The guarantees of freedom embodied in our Constitution and the Bill of Rights are a continuing legacy, enhancing the lives of our citizens and serving as an inspiration to people around the world. One of our Nation's strongest principles is that voluntary adherence to the rule of law expands, rather than limits, the opportunities for freedom.

For twenty-seven years, we have set aside this day as a time for reflection upon and celebration of the vital bond between liberty and the rule of law that gives life to our national goals and ideals. It is also an opportunity for all Americans to improve their understanding and appreciation of the contribution law makes to the preservation of freedom.

Now, Therefore, I, Ronald Reagan, President of the United States of America, in accordance with Public Law 87 - 20 of April 7, 1961, do hereby proclaim Tuesday, May 1, 1984 as Law Day U.S.A. I urge the people of the United States to use this occasion to renew their commitment to the rule of law and to reaffirm our dedication to the partnership of law and liberty. I also urge the legal profession, schools, civic, service and fraternal organizations, public bodies, libraries, the courts, the communications media, business, the clergy, and all interested individuals and organizations to join in efforts to focus attention on the need for the rule of law. I also call upon all public officials to display the flag of the United States on all government buildings open on Law Day, May 1, 1984.

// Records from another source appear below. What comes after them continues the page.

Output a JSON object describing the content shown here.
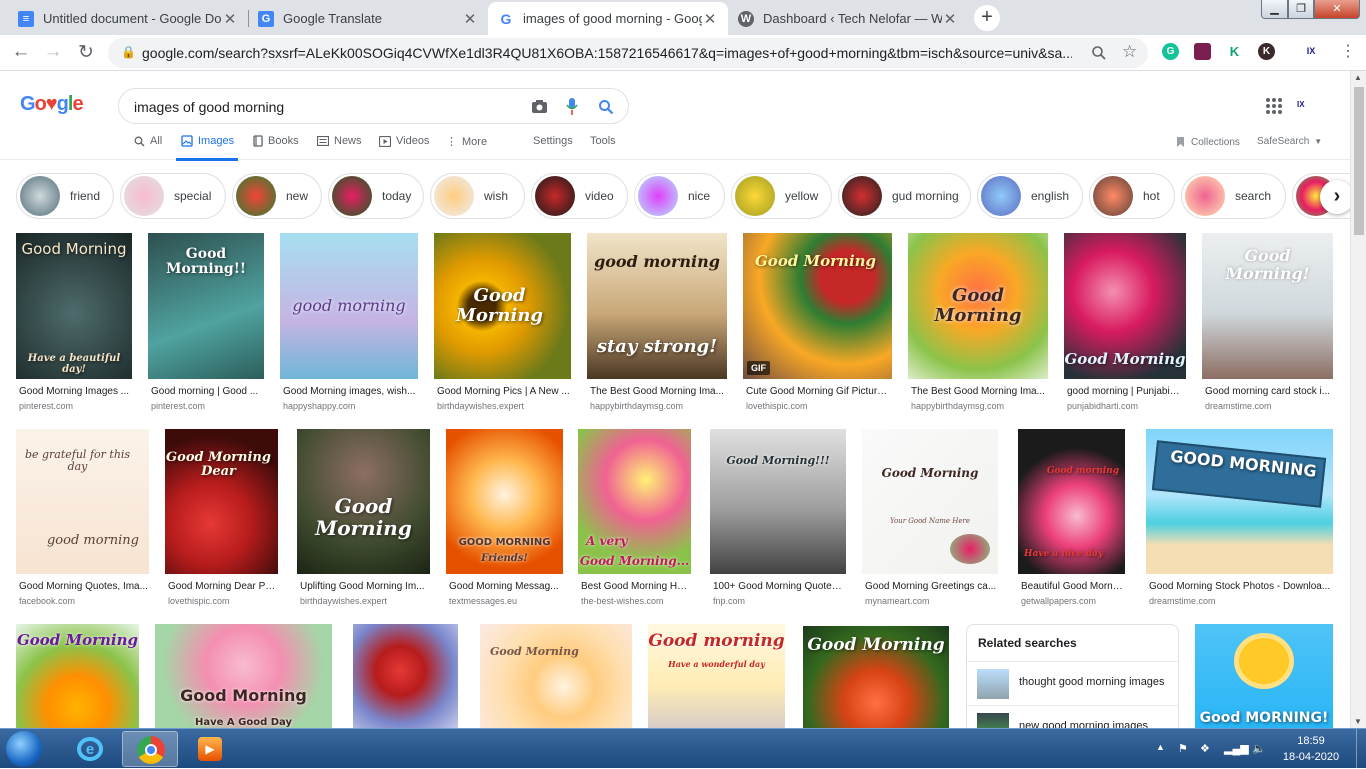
{
  "browser": {
    "tabs": [
      {
        "title": "Untitled document - Google Docs",
        "icon": "docs-icon",
        "color": "#4285f4"
      },
      {
        "title": "Google Translate",
        "icon": "translate-icon",
        "color": "#4285f4"
      },
      {
        "title": "images of good morning - Google Search",
        "icon": "google-icon",
        "color": "#ffffff"
      },
      {
        "title": "Dashboard ‹ Tech Nelofar — WordPress",
        "icon": "wordpress-icon",
        "color": "#5f6368"
      }
    ],
    "url": "google.com/search?sxsrf=ALeKk00SOGiq4CVWfXe1dl3R4QU81X6OBA:1587216546617&q=images+of+good+morning&tbm=isch&source=univ&sa...",
    "ext_g": "G",
    "ext_k1": "K",
    "ext_k2": "K",
    "ext_ix": "IX"
  },
  "google": {
    "logo": "Google",
    "query": "images of good morning",
    "tabs": [
      "All",
      "Images",
      "Books",
      "News",
      "Videos",
      "More",
      "Settings",
      "Tools"
    ],
    "collections": "Collections",
    "safesearch": "SafeSearch"
  },
  "chips": [
    "friend",
    "special",
    "new",
    "today",
    "wish",
    "video",
    "nice",
    "yellow",
    "gud morning",
    "english",
    "hot",
    "search"
  ],
  "row1": [
    {
      "caption": "Good Morning Images ...",
      "source": "pinterest.com",
      "overlay": "Good Morning",
      "sub": "Have a beautiful day!"
    },
    {
      "caption": "Good morning | Good ...",
      "source": "pinterest.com",
      "overlay": "Good Morning!!",
      "sub": ""
    },
    {
      "caption": "Good Morning images, wish...",
      "source": "happyshappy.com",
      "overlay": "good morning",
      "sub": ""
    },
    {
      "caption": "Good Morning Pics | A New ...",
      "source": "birthdaywishes.expert",
      "overlay": "Good Morning",
      "sub": ""
    },
    {
      "caption": "The Best Good Morning Ima...",
      "source": "happybirthdaymsg.com",
      "overlay": "good morning",
      "sub": "stay strong!"
    },
    {
      "caption": "Cute Good Morning Gif Picture...",
      "source": "lovethispic.com",
      "overlay": "Good Morning",
      "sub": "",
      "badge": "GIF"
    },
    {
      "caption": "The Best Good Morning Ima...",
      "source": "happybirthdaymsg.com",
      "overlay": "Good Morning",
      "sub": ""
    },
    {
      "caption": "good morning | PunjabiD...",
      "source": "punjabidharti.com",
      "overlay": "Good Morning",
      "sub": ""
    },
    {
      "caption": "Good morning card stock i...",
      "source": "dreamstime.com",
      "overlay": "Good Morning!",
      "sub": ""
    }
  ],
  "row2": [
    {
      "caption": "Good Morning Quotes, Ima...",
      "source": "facebook.com",
      "overlay": "be grateful for this day",
      "sub": "good morning"
    },
    {
      "caption": "Good Morning Dear Pic...",
      "source": "lovethispic.com",
      "overlay": "Good Morning Dear",
      "sub": ""
    },
    {
      "caption": "Uplifting Good Morning Im...",
      "source": "birthdaywishes.expert",
      "overlay": "Good Morning",
      "sub": ""
    },
    {
      "caption": "Good Morning Messag...",
      "source": "textmessages.eu",
      "overlay": "GOOD MORNING",
      "sub": "Friends!"
    },
    {
      "caption": "Best Good Morning HD...",
      "source": "the-best-wishes.com",
      "overlay": "A very",
      "sub": "Good Morning..."
    },
    {
      "caption": "100+ Good Morning Quotes...",
      "source": "fnp.com",
      "overlay": "Good Morning!!!",
      "sub": ""
    },
    {
      "caption": "Good Morning Greetings ca...",
      "source": "mynameart.com",
      "overlay": "Good Morning",
      "sub": "Your Good Name Here"
    },
    {
      "caption": "Beautiful Good Mornin...",
      "source": "getwallpapers.com",
      "overlay": "Good morning",
      "sub": "Have a nice day"
    },
    {
      "caption": "Good Morning Stock Photos - Downloa...",
      "source": "dreamstime.com",
      "overlay": "GOOD MORNING",
      "sub": ""
    }
  ],
  "row3": [
    {
      "overlay": "Good Morning",
      "sub": ""
    },
    {
      "overlay": "Good Morning",
      "sub": "Have A Good Day"
    },
    {
      "overlay": "",
      "sub": ""
    },
    {
      "overlay": "Good Morning",
      "sub": ""
    },
    {
      "overlay": "Good morning",
      "sub": "Have a wonderful day"
    },
    {
      "overlay": "Good Morning",
      "sub": ""
    },
    {
      "overlay": "Good MORNING!",
      "sub": ""
    }
  ],
  "related": {
    "heading": "Related searches",
    "items": [
      "thought good morning images",
      "new good morning images"
    ]
  },
  "taskbar": {
    "time": "18:59",
    "date": "18-04-2020"
  }
}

In Witness Whereof, I have hereunto set my hand this ninth day of April, in the year of our Lord nineteen hundred and eighty-four, and of the Independence of the United States of America the two hundred and eighth.

Ronald Reagan

[Filed with the Office of the Federal Register, 10:58 a.m., April 10, 1984]

Proclamation 5176 -- Parkinson's Disease Awareness Week, 1984

April 9, 1984

By the President of the United States

of America

A Proclamation

For most of us, movement is part of our lives which, though essential, we often take for granted. But for nearly half a million Americans, every step, every gesture is fraught with apprehension. These people suffer from Parkinson's disease, a movement disorder that affects people as they grow older.

We now know that the tremor and rigidity characteristic of Parkinson's disease are caused by a chemical deficiency in the part of the brain that controls movement. Through research, scientists have discovered that certain drugs can help overcome this deficiency. Many Americans with Parkinson's disease have found that with medication, physical therapy, and emotional support from families and friends, they can lead normal and productive lives.

Superbly trained scientists are hard at work trying to solve the problems caused by Parkinson's disease. Many of these scientists are supported by the Federal government's National Institute of Neurological and Communicative Disorders and Stroke and by four national voluntary health organizations: the American Parkinson Disease Association, the National Parkinson Foundation, Inc., the Parkinson's Disease Foundation, and the United Parkinson Foundation.

While these medical advances are encouraging, it is important that there be greater public awareness of what it means to have Parkinson's disease. We must let people with Parkinson's disease know that we understand when they have trouble walking through a doorway or when the disorder causes their hands or their heads to shake uncontrollably. A smile may be all the encouragement they need to relax enough to resume normal movement. I commend the courage of Americans who refuse to be vanquished by Parkinson's disease. And I applaud the resourcefulness of the families and friends who provide them with sustained affection and encouragement.

The Congress, by Senate Joint Resolution 263, has designated the week of April 8 - 14, 1984, as ``Parkinson's Disease Awareness Week'' and has authorized and requested the President to issue a proclamation in observance of that week.

Now, Therefore, I, Ronald Reagan, President of the United States of America, do hereby proclaim the week of April 8 - 14, 1984, as ``Parkinson's Disease Awareness Week,'' and I call upon Government agencies and the people of the United States to observe this week with appropriate ceremonies and activities.

In Witness Whereof, I have hereunto set my hand this ninth day of April, in the year of our Lord nineteen hundred and eighty-four, and of the Independence of the United States of America the two hundred and eighth.

Ronald Reagan

[Filed with the Office of the Federal Register, 10:59 a.m., April 10, 1984]

Note: The President signed the proclamation at a ceremony in the Oval Office at the White House.